The Association of American Medical Colleges recently released a new report focusing on identifying potential conflicts of interest in the academic medical clinic care world.
While academic medical center partnerships with the pharmaceutical industry are necessary for innovation that ultimately benefits patients, the financial implications can create “real or perceived” conflicts of interest when it comes to patient care according to the report.
It calls for academic medical centers to examine how they pay physicians and whether their compensation system influences physician patient care. The report also recommends ways to identify, assess, and disclose potential conflicts of interest and recommends that thresholds be set for reporting those interests.
The latest in an age-old debate
Patrick J. Brennan, MD, chair of the AAMC’s task force that authored the report, indicated that this is not just a problem for academic clinical settings.
In fact, it’s just the latest development in a decades-long debate about the relationships between the pharmaceutical/medical equipment industries and physicians across all settings.
A study published in the April 2007 New England Journal of Medicine showed that 94% of physicians reported having at least some type of financial relationship with the pharmaceutical industry—anything from free food to CME reimbursement . . . even paid consulting gigs.
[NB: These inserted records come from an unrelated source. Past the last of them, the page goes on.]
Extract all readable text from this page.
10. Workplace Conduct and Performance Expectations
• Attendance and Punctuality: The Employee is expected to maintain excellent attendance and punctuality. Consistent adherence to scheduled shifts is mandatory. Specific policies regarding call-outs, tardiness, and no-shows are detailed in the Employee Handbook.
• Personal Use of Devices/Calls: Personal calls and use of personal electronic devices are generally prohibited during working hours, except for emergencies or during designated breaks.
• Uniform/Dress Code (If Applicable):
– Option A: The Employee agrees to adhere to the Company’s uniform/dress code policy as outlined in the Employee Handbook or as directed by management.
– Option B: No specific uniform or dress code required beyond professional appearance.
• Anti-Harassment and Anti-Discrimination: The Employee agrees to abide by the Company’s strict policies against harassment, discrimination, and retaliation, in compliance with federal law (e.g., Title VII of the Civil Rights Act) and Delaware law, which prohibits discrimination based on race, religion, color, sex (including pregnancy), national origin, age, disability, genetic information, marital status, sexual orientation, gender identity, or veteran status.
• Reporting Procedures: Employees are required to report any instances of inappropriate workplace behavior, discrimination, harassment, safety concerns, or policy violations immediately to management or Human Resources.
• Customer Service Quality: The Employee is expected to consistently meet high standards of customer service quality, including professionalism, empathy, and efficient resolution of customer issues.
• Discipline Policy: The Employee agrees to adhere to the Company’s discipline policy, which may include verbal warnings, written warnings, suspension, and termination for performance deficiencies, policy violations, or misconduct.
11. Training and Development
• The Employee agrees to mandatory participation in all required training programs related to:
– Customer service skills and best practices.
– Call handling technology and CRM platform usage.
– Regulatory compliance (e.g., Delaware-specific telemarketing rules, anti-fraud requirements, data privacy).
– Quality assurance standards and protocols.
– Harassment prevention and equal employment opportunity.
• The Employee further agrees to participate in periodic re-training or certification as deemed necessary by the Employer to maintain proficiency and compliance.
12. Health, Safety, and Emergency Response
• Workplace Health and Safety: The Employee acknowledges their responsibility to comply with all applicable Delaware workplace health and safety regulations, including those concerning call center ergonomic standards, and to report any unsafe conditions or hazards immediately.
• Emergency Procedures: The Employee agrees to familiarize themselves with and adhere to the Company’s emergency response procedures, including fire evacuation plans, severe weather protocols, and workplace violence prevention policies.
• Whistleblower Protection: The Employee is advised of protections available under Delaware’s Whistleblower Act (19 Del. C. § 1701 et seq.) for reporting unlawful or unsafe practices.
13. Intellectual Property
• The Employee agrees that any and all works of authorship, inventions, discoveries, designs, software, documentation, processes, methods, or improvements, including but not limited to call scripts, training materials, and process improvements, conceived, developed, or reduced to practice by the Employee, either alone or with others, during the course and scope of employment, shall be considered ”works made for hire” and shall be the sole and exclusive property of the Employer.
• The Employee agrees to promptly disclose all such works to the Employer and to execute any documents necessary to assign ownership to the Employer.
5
And opinions range from insisting that even the acceptance of an ink pen will sway physician’s actions with patients to the view that physicians would never allow any type of financial relationship to come between them and their patients.
At the former end of the spectrum is the National Academy of Science’s Institute of Medicine, which called for a total abolition of physician/industry relationships that hold any potential to influence prescribing behavior.
The New Law
The Institute of Medicine was also a proponent of a new federal government-hosted website where pharmaceutical and medical device manufacturers would report payments made to medical industry professionals.
On that point, they got their wish. In March 2010, the Physician Payment Sunshine Provision was passed into law. It requires that pharmaceutical companies report every transfer of an item worth more than $10 if the total value transferred to a physician exceeds $100 annually. The recording will begin Jan 1, 2012 and reporting will begin March 31, 2013. A database is slated to be available to the public starting September 30, 2013 and updated every June after that.
Eli Lilly, Merck, Pfizer, and others have already started to voluntarily disclose payments to physicians. And several states have passed laws in advance of this legislation as well.
Does it really matter?
But how much do these relationships really influence patient care?
In its report, the AAMC had this to say: “Physicians treating patients insured by capitated (pay per patient) systems ‘appear’ more likely than those in fee-for-service models to restrict the volume of diagnostic services, referrals, and office visits. Unfortunately, the evidence does not clarify whether physician responses to these different systems are motivated significantly by personal financial considerations. Yet physicians have long expressed concerns about the impact managed care has on patient care, clinical autonomy, and practice income. The evidence, though, does not support clear conclusions.”
So the jury’s still out on that one.
I still believe, however, based on my experience that most physicians would make the right decision for their patients, no matter whether they stand to lose or gain financially by the decision.
However, this is not the overriding issue driving this train. It’s the perception of the patient—and in some unfortunate cases, the reality, too.
So what is the answer? There is no easy one. But yet the debate and the legislation are likely to continue to have real effects on physician income.